Maple Leafs Linked to Blues Star in Bold Trade Deadline Talk

As the Leafs weigh bold trade deadline moves amid mounting injuries, one analyst sees a hometown star as the perfect solution to their playoff push.

The Toronto Maple Leafs are skating a fine line as the NHL trade deadline looms on March 6. After a sluggish start to the season, they’ve managed to claw their way back into the playoff picture, sitting just a single point out of the final wild-card spot in the Eastern Conference. But while the standings offer hope, the injury report tells a different story - and it’s not a pretty one.

Key contributors like William Nylander, Chris Tanev, Anthony Stolarz, Oliver Ekman-Larsson, and Brandon Carlo are all sidelined, leaving the Leafs battered at a crucial point in the season. Add to that a tight salary cap situation and a relatively thin pool of trade assets, and Toronto finds itself in a bind. They’re close enough to believe, but limited in what they can realistically do to improve.

Still, when you’ve got Auston Matthews in his prime and the postseason within reach, standing pat isn’t much of an option. Even if a full-blown trade deadline splash seems unlikely, the Leafs have to explore ways to give this group a shot. And according to some league insiders, there may be a name worth targeting - a name that’s starting to gain real traction in trade chatter.

That name? Robert Thomas.

The 26-year-old St. Louis Blues center has unexpectedly popped up on trade boards, including TSN insider Chris Johnston’s latest list of potential movers.

While Thomas has long been viewed as a foundational piece in St. Louis, there are rumblings that he might not be entirely off-limits.

And if he’s even remotely available, the Maple Leafs need to be in that conversation.

Why Thomas? Because he checks just about every box Toronto is looking to fill.

He’s a right-shot center with elite playmaking vision, capable of handling tough matchups and creating high-danger chances at a rate few in the league can match. Whether slotted in as a second-line center to take some of the load off Matthews or even as a potential winger alongside him - stepping into a role similar to what Mitch Marner has filled - Thomas would be a seamless fit in Toronto’s top six.

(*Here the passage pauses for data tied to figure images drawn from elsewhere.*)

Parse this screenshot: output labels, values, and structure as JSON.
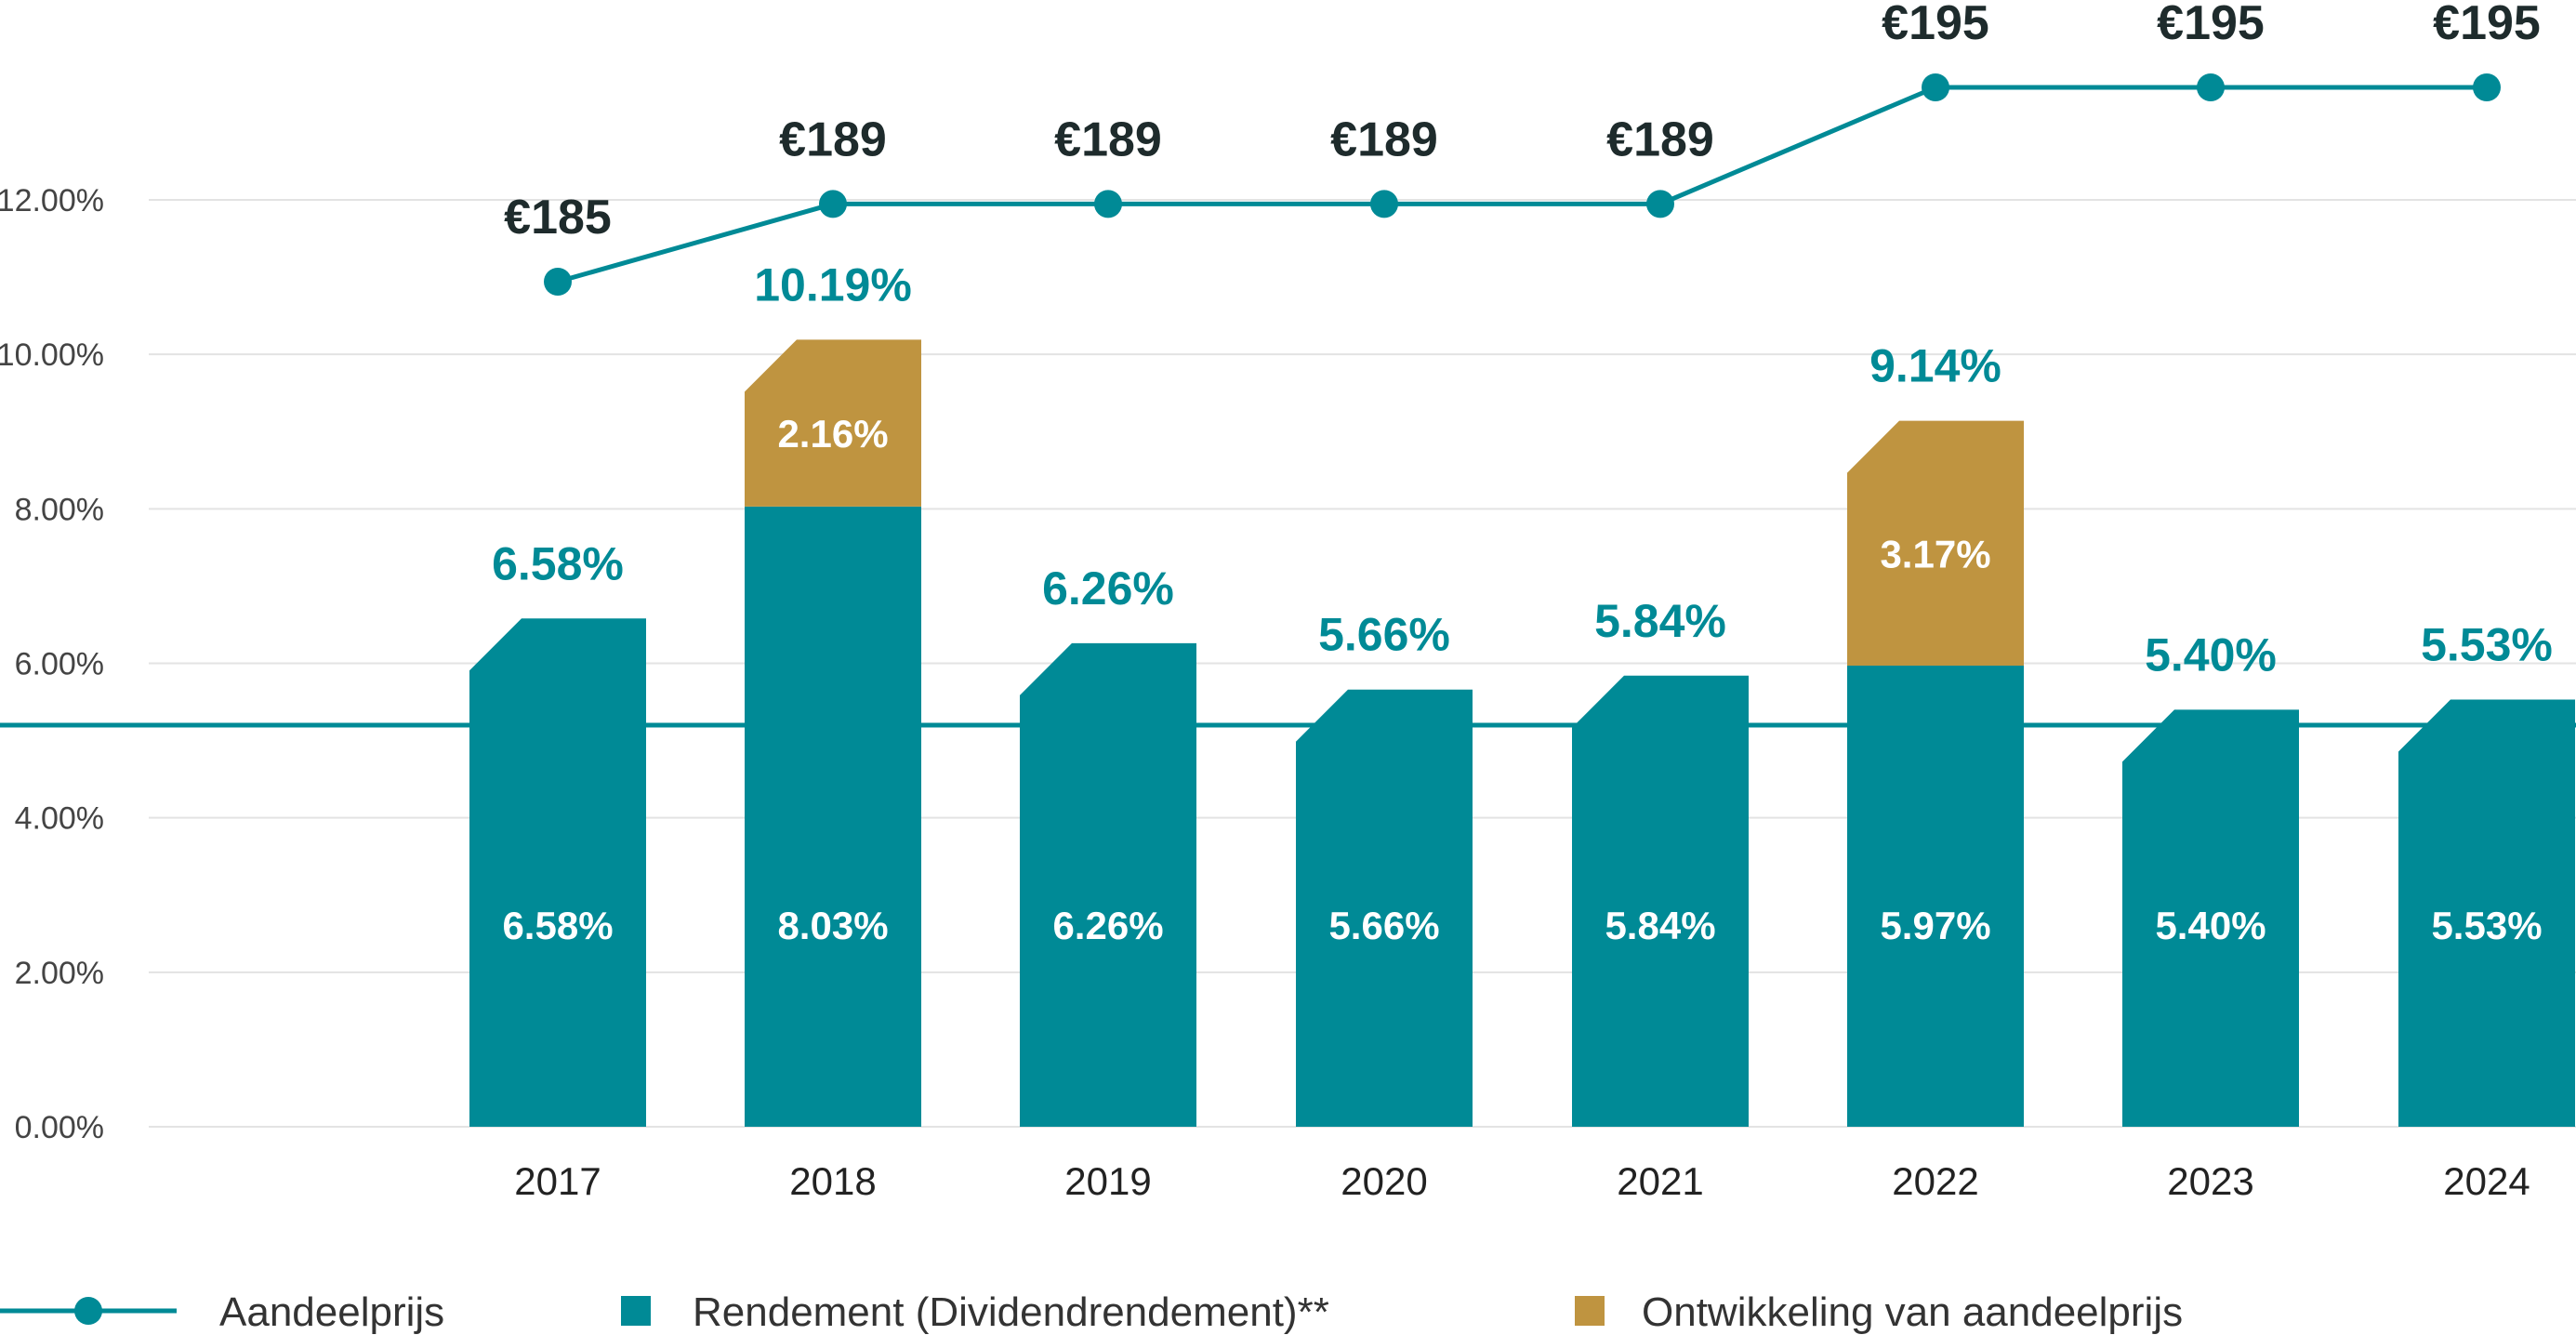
{
  "colors": {
    "teal": "#008a96",
    "gold": "#bf9440",
    "grid": "#e3e3e3",
    "price_text": "#1e2b2c"
  },
  "chart_data": {
    "type": "bar",
    "stacked": true,
    "categories": [
      "2017",
      "2018",
      "2019",
      "2020",
      "2021",
      "2022",
      "2023",
      "2024"
    ],
    "ylim": [
      0,
      12
    ],
    "yticks": [
      "0.00%",
      "2.00%",
      "4.00%",
      "6.00%",
      "8.00%",
      "10.00%",
      "12.00%"
    ],
    "grid": true,
    "reference_line": 5.2,
    "series": [
      {
        "name": "Rendement (Dividendrendement)**",
        "color": "#008a96",
        "values": [
          6.58,
          8.03,
          6.26,
          5.66,
          5.84,
          5.97,
          5.4,
          5.53
        ],
        "labels": [
          "6.58%",
          "8.03%",
          "6.26%",
          "5.66%",
          "5.84%",
          "5.97%",
          "5.40%",
          "5.53%"
        ]
      },
      {
        "name": "Ontwikkeling van aandeelprijs",
        "color": "#bf9440",
        "values": [
          0,
          2.16,
          0,
          0,
          0,
          3.17,
          0,
          0
        ],
        "labels": [
          "",
          "2.16%",
          "",
          "",
          "",
          "3.17%",
          "",
          ""
        ]
      }
    ],
    "totals": [
      6.58,
      10.19,
      6.26,
      5.66,
      5.84,
      9.14,
      5.4,
      5.53
    ],
    "total_labels": [
      "6.58%",
      "10.19%",
      "6.26%",
      "5.66%",
      "5.84%",
      "9.14%",
      "5.40%",
      "5.53%"
    ],
    "line_series": {
      "name": "Aandeelprijs",
      "color": "#008a96",
      "values": [
        185,
        189,
        189,
        189,
        189,
        195,
        195,
        195
      ],
      "labels": [
        "€185",
        "€189",
        "€189",
        "€189",
        "€189",
        "€195",
        "€195",
        "€195"
      ]
    },
    "legend": {
      "position": "bottom",
      "items": [
        {
          "label": "Aandeelprijs",
          "marker": "line-dot",
          "color": "#008a96"
        },
        {
          "label": "Rendement (Dividendrendement)**",
          "marker": "square",
          "color": "#008a96"
        },
        {
          "label": "Ontwikkeling van aandeelprijs",
          "marker": "square",
          "color": "#bf9440"
        }
      ]
    }
  }
}
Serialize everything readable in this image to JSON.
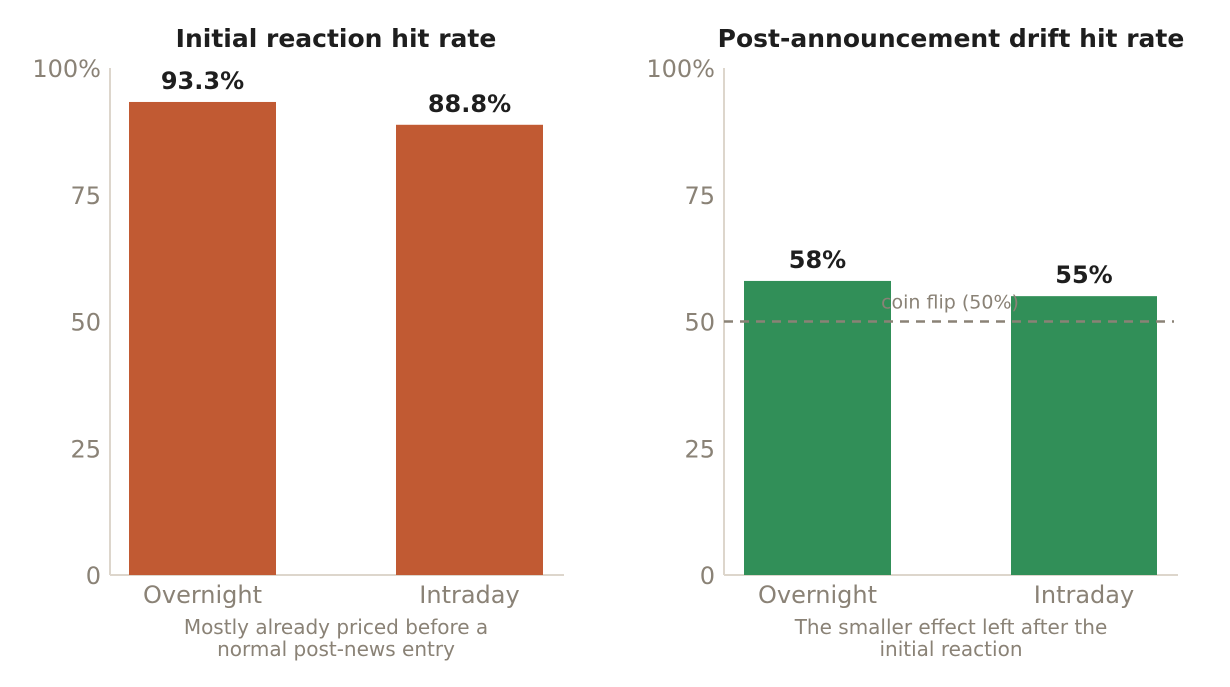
{
  "chart_data": [
    {
      "type": "bar",
      "title": "Initial reaction hit rate",
      "categories": [
        "Overnight",
        "Intraday"
      ],
      "values": [
        93.3,
        88.8
      ],
      "data_labels": [
        "93.3%",
        "88.8%"
      ],
      "xlabel_lines": [
        "Mostly already priced before a",
        "normal post-news entry"
      ],
      "ylabel": "",
      "ylim": [
        0,
        100
      ],
      "yticks": [
        0,
        25,
        50,
        75,
        100
      ],
      "ytick_labels": [
        "0",
        "25",
        "50",
        "75",
        "100%"
      ],
      "bar_color": "#c15a33",
      "grid": false
    },
    {
      "type": "bar",
      "title": "Post-announcement drift hit rate",
      "categories": [
        "Overnight",
        "Intraday"
      ],
      "values": [
        58,
        55
      ],
      "data_labels": [
        "58%",
        "55%"
      ],
      "xlabel_lines": [
        "The smaller effect left after the",
        "initial reaction"
      ],
      "ylabel": "",
      "ylim": [
        0,
        100
      ],
      "yticks": [
        0,
        25,
        50,
        75,
        100
      ],
      "ytick_labels": [
        "0",
        "25",
        "50",
        "75",
        "100%"
      ],
      "bar_color": "#318f58",
      "grid": false,
      "reference_line": {
        "value": 50,
        "label": "coin flip (50%)",
        "color": "#8a8276"
      }
    }
  ],
  "colors": {
    "axis": "#ddd6cc",
    "text_muted": "#8a8276",
    "text_dark": "#1e1e1e"
  }
}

Analysts project his Net Rating at around +11, which would represent a significant upgrade for the Leafs and potentially push them back into the top 10 conversation league-wide. That kind of impact doesn’t come cheap, of course.

Toronto would likely have to part with a package that includes top prospect Easton Cowan, maybe Ben Danford, and multiple high draft picks. It’s a steep price - but one that could be worth paying, especially with Matthews under contract only through 2028.

Thomas is currently sidelined with an injury, but his production this season speaks for itself: 11 goals and 22 assists for 33 points in 42 games. He’s in the third year of an eight-year, $65 million extension he signed with the Blues back in 2022, so any team acquiring him wouldn’t just be getting a rental - they’d be locking in a core piece for years to come.

And there’s more than just on-ice fit to consider. Thomas is a Toronto-area native, born in Aurora, Ontario, so he knows exactly what it means to wear the Maple Leaf.

He also spent six seasons under head coach Craig Berube in St. Louis, including that 2018-19 Stanley Cup run - a stretch that helped shape him into the player he is today.

That familiarity with a winning culture and big-stage hockey could be invaluable in a Leafs locker room hungry to take the next step.

Of course, it all comes down to whether general manager Brad Treliving can make the math - and the trade package - work. The Leafs don’t have the deepest pool of assets, and with the cap space tight, any move would require some serious maneuvering. But if there’s one player who might justify pushing all the chips in, it’s Robert Thomas.

This isn’t about making a flashy move for the sake of headlines. It’s about giving a contending core the best possible chance to break through. The clock is ticking, and if Toronto wants to make noise in the spring, bold decisions may be the only way forward.